Jean-Luc Émile a également consigné une déposition même si son nom ne figure pas sur la ‘hit list’ car il dit craindre pour sa sécurité. « Ce n’est pas drôle de voir une telle chose », dit-il. « Nous sommes des journalistes et nous avons le droit de faire notre travail de manière indépendante et sans aucune frayeur », affirme-t-il.

Une bande malintentionnée à l’œuvre

Des professionnels de l’audiovisuel nous affirment que les pages Sun Power, Sun Power TV ou même Radio Katori seraient l’œuvre des professionnels. « Nous avons surtout examiné les montages vidéos avec les effets, et ce ne sont certainement pas des amateurs qui en seraient à l’origine », nous a confié un expert en informatique. Il est d’avis que les personnes qui font le montage de ces vidéos utilisent des ordinateurs et des logiciels puissants et coûteux.
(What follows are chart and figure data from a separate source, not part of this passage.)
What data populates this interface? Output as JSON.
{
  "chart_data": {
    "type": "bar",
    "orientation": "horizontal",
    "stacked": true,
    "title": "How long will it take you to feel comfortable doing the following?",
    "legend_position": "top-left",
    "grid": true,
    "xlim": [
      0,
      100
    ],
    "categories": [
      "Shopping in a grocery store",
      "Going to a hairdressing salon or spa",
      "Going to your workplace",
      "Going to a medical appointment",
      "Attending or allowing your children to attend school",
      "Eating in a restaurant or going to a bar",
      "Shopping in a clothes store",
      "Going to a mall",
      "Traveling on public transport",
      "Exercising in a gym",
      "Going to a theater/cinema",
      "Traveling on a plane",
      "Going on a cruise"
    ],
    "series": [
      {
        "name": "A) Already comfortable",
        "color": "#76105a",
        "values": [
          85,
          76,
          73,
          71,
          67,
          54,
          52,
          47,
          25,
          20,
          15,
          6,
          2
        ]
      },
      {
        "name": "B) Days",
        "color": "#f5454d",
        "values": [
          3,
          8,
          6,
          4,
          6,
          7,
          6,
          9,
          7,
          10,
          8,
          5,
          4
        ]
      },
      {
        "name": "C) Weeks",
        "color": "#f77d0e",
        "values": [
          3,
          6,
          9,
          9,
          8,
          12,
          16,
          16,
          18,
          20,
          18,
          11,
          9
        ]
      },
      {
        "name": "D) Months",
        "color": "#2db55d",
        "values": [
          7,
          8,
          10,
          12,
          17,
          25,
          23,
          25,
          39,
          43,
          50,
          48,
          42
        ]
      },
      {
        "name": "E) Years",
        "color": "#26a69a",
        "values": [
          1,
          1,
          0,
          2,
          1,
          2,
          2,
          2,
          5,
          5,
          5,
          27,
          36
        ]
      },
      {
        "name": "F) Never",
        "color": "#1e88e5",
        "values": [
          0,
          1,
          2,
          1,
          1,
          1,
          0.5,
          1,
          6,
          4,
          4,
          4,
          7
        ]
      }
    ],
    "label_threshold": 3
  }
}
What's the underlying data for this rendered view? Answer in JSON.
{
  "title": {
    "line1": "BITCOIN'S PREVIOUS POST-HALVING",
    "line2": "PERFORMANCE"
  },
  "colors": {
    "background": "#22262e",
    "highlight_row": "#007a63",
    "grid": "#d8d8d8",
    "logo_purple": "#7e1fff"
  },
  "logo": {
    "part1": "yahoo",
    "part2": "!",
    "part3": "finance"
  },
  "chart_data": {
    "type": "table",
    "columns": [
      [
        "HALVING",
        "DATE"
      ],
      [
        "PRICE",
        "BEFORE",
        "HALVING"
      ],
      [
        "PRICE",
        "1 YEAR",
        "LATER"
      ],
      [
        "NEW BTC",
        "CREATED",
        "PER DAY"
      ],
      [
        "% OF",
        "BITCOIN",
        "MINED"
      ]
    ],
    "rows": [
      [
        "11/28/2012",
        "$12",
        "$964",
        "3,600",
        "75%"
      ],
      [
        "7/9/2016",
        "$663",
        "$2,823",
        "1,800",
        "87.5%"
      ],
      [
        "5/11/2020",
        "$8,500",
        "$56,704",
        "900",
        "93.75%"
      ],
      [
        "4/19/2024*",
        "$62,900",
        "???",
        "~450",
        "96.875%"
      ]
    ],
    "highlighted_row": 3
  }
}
Depuis l’arrestation de Bruneau Laurette la semaine dernière, ces pages sont très actives. Plusieurs vidéos et photomontages ont été publiées. Dans une photo, on peut même voir Bruneau Laurette avec un BLD, suivi du libellé « Baron La Drogue ». Des photos de ses avocats et de quatre journalistes, dont Nawaz Noorbux, Al Khizr Ramdin, Nad Sivaramen et Axcel Chenney, y figurent également. C’est l’une des raisons qui a poussé Nawaz Noorbux et Al Khizr Ramdin de porter plainte au poste de Pope Hennessy, jeudi après-midi. 

La MCIT chargée d’une enquête sur la … diffamation!

Par ailleurs, Axcel Chenney, du groupe de presse La Sentinelle, a été convoqué dans les locaux de la ‘Major Crime Investigation Team’ (MCIT) dans l’enceinte des Casernes Centrales le jeudi 10 novembre. Cette convocation fait suite à un entretien que lui avait accordé Bissoon Mungroo. Ce dernier aurait dit que, concernant le meurtre de Soobramanien Kistnen, « Pravind Jugnauth sait qui a fait ça ». Le lendemain de cet entretien, Bissoon Mungroo avait été convoqué à la MCIT pour fournir des explications sur ses propos. Celui-ci s’était rétracté en disant que le journaliste avait mal rapporté ses propos. Axcel Chenney maintient lui que l’entretien avait été enregistré. Il a d’ailleurs soumis une transcription de cet enregistrement aux enquêteurs, en soutenant ne pas pouvoir leur remettre l’enregistrement par principe journalistique.